Allergic reactions to common substances such as pollen or seafood can be mild for some people but life-threatening for others.
Allergic responses vary hugely, even within the same person. Hay fever can cause an itchy, runny nose and eating peanut butter can result in anaphylactic shock or even death.
A chronic allergy problem can significantly impact your quality of life. It can cause reduced productivity at work or school, anxiety, severe dietary restrictions, and ongoing unpleasant symptoms.
The first step towards getting on top of your irritating or even debilitating allergies is to consult an expert who can accurately identify the cause of the allergy (called the allergen). Once the allergen has been identified, your doctor can advise you on the best possible treatment strategy.

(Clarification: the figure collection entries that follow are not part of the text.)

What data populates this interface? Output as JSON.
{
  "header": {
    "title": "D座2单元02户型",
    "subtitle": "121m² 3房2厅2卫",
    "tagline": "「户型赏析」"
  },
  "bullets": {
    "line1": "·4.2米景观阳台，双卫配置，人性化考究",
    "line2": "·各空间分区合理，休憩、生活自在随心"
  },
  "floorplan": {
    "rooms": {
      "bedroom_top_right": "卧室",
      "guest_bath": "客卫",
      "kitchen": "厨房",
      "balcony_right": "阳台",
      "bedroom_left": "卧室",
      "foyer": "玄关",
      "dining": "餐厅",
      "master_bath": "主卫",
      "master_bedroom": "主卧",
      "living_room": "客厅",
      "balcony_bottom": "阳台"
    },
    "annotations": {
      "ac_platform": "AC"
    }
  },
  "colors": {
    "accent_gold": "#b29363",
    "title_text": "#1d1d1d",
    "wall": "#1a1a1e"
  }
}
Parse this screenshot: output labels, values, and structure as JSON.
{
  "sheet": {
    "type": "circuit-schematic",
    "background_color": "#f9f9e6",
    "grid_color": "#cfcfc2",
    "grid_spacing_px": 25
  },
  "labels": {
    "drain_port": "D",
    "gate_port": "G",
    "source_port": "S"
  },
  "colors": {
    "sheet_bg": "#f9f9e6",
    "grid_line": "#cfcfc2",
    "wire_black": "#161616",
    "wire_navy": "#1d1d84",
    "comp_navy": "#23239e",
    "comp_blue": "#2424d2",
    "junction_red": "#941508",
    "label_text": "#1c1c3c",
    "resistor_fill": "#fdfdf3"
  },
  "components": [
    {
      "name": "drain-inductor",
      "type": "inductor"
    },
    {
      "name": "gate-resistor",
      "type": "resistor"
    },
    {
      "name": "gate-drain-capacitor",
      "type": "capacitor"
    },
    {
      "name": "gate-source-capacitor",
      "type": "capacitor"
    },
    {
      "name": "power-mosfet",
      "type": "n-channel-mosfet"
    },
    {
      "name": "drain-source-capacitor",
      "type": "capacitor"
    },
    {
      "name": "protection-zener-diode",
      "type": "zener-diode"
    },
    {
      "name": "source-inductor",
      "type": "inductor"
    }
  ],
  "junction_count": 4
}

One recommended treatment is allergen desensitisation, also known as allergy immunotherapy, which is a safe and effective treatment approach to long-term allergy relief.
Allergy immunotherapy reduces the risk of severe allergic reactions, improving your quality of life. The success rate of immunotherapy is very high, with about 85% of patients reporting that their allergy symptoms were either eliminated or significantly reduced.
Who Can Benefit From Allergy Immunotherapy?
Both children and adults can receive allergy immunotherapy, although it is not advised for children under five. This is because younger children may struggle to articulate any adverse symptoms they may be experiencing.
Allergy immunotherapy is particularly effective in treating allergic asthma and seasonal allergies, with long-lasting symptom reduction after the end of the course. Many allergies, from dust mites and bee venom, can be effectively treated.
The treatment of food allergies, such as peanut, egg, and cow’s milk allergies, results in 70-90% of patients becoming desensitised to the allergen.
How Does Allergy Immunotherapy Work?
Allergy desensitisation treatment helps your body to build a tolerance against the allergen by exposing you to gradually increasing amounts of the allergen. This process allows the immune system to “get used to” (become desensitised to) the allergen, weakening the response and helping to minimise symptoms substantially.
There are two main types of allergy immunotherapy: allergy injections and sublingual immunotherapy.
Allergy injections, or subcutaneous immunotherapy, are the most used and most effective form of allergy desensitisation. This treatment changes the immune system, thereby preventing the development of new allergies and asthma.
An example of allergy injection therapy is desensitisation to bee or wasp venom, which involves regular injections under the skin of your arm with increasing amounts of bee or wasp venom. The injections are given weekly for 12-15 weeks until the maximum dose is achieved. This is followed by injections at 2- to 8-week intervals with a top-up dose for a further three years.
Sublingual (Oral) Immunotherapy
Sublingual immunotherapy involves putting drops or dissolvable tablets of allergen extracts under your tongue. They are normally taken on a daily basis.
Oral immunotherapy is very successful in desensitising children with food allergies. It is also safe and effective for the treatment of rhinitis and asthma caused by allergies to dust mites, grass, cat dander, and tree pollens.
Like most medicines, oral immunotherapy can occasionally cause side effects. In the early stages of treatment, it is common to experience an itchy mouth. This is a mild allergic reaction which normally settles down within 20 minutes of starting treatment.
Most patients receiving sublingual immunotherapy report an improvement in symptoms and minimised use of traditional treatments, such as antihistamines and steroid nasal sprays. In addition, when this therapy is used from an early age it may prevent new allergies or asthma from developing.
Frequently Asked Questions
Sublingual immunotherapy takes three to four months to start working, but additional improvement can occur with continued long-term use.
Maintenance immunotherapy treatment is generally continued for three to five years. Some people have lasting remission, while others may relapse after discontinuing immunotherapy.
Allergy injections have been shown to be the most effective allergy desensitisation treatment for the best symptom relief.